Depuis la proclamation, on passe sous le microscope différentes têtes - Roshi Bhadain, Ashok Subron, Ram Seegobin, Aicha Soogree - pour voir qui offre l’image de miroir de Macron. On élimine d’office Seegobin et Subron car trop vieux. Par contre, le mouvement Rezistans ek Alternativ regorge d’éléments qui pourraient revendiquer le poste du Macron mauricien.

Pour songer à des éléments plus classiques et traditionnels, Xavier-Luc Duval ou Arvin Boolell peuvent-ils se transformer en Macron ? Dans leur cas aussi, un passé marqué par maints événements et incidents leur prive de l’élément fraîcheur pour en faire un Macron mauricien.

Qui sera le Macron mauricien après celui de France ? Faut-il vraiment un Macron chez nous ?

Pourtant, Maurice a déjà eu son Macron mais il est venu 48 ans trop tôt. Il s’agit de Paul Bérenger qui lança le Mouvement militant mauricien en 1969 à partir des structures existantes du Club des étudiants militants. Le MMM et Paul Bérenger connurent un succès politique foudroyant, malgré toutes les campagnes carrément communales lancées contre le leader du mouvement qui ne portait pas encore ce titre. Un an après, le 21 septembre 1970 plus précisément,  lors d’une élection partielle dans la circonscription symbolique de Triolet-Pamplemousses, le candidat du MMM, un certain Narendraj Virahsawmy, plus connu comme Dev Virahsawmy, battit le candidat travailliste Boodram Nundlall de 5000 voix, 8464 contre 3103.

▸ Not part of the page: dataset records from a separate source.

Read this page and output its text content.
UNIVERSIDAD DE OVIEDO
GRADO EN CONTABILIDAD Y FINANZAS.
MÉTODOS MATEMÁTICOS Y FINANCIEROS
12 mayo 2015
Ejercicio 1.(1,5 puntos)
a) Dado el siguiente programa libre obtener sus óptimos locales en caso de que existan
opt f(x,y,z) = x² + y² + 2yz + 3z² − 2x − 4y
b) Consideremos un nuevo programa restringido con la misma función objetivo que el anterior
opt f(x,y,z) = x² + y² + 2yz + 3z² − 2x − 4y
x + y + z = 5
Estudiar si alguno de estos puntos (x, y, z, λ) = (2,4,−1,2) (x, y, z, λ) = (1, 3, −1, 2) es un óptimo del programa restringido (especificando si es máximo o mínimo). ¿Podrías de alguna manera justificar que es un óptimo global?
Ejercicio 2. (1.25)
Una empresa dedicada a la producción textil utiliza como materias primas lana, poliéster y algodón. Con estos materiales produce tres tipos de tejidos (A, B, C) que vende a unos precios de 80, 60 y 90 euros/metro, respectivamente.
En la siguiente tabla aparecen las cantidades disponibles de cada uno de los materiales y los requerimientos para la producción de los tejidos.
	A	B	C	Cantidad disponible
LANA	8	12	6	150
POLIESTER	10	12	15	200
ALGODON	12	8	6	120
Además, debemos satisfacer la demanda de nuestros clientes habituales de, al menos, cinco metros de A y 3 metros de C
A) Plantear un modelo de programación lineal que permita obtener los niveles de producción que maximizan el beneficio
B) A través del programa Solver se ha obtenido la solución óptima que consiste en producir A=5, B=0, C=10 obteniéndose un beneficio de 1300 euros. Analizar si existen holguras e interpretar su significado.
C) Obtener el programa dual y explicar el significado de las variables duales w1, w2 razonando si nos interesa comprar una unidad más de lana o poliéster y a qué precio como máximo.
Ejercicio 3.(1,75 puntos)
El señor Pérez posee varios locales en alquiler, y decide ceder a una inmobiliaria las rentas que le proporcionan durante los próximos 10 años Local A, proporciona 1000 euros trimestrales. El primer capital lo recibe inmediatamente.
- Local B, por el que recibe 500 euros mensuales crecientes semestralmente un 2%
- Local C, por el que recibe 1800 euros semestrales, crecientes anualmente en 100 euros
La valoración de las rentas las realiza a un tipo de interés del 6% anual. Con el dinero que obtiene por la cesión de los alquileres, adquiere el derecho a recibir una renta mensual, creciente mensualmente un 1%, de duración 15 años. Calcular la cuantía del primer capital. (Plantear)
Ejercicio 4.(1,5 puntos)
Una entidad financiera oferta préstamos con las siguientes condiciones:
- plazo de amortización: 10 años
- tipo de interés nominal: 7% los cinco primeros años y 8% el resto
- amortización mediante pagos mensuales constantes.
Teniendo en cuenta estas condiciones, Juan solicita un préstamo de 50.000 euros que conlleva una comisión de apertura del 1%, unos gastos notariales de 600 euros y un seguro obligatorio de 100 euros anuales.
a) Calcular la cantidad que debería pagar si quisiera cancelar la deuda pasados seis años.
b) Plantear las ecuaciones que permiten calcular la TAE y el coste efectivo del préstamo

Cette victoire enflamma le pays, Dans des confidences faites à des proches, feu Kher Jagatsingh avait révélé que le gouvernement PTr-PMSD  s’attendait à une marche du MMM, ce 21 septembre 1970 sur l’Hôtel du gouvernement pour prendre le pouvoir. Dans les années 60 et 70, le renversement des gouvernements par des militaires ou des protestataires était largement accepté. Donc, le MMM et son Macron d’antan avaient le pouvoir en main mais ils ont hésité à franchir le dernier pas. Paul Bérenger cachait-il alors une fibre éminemment démocratique malgré ses extérieurs de révolutionnaire ? Craignit-il un énorme backlash communal suivant tout coup d’Etat ?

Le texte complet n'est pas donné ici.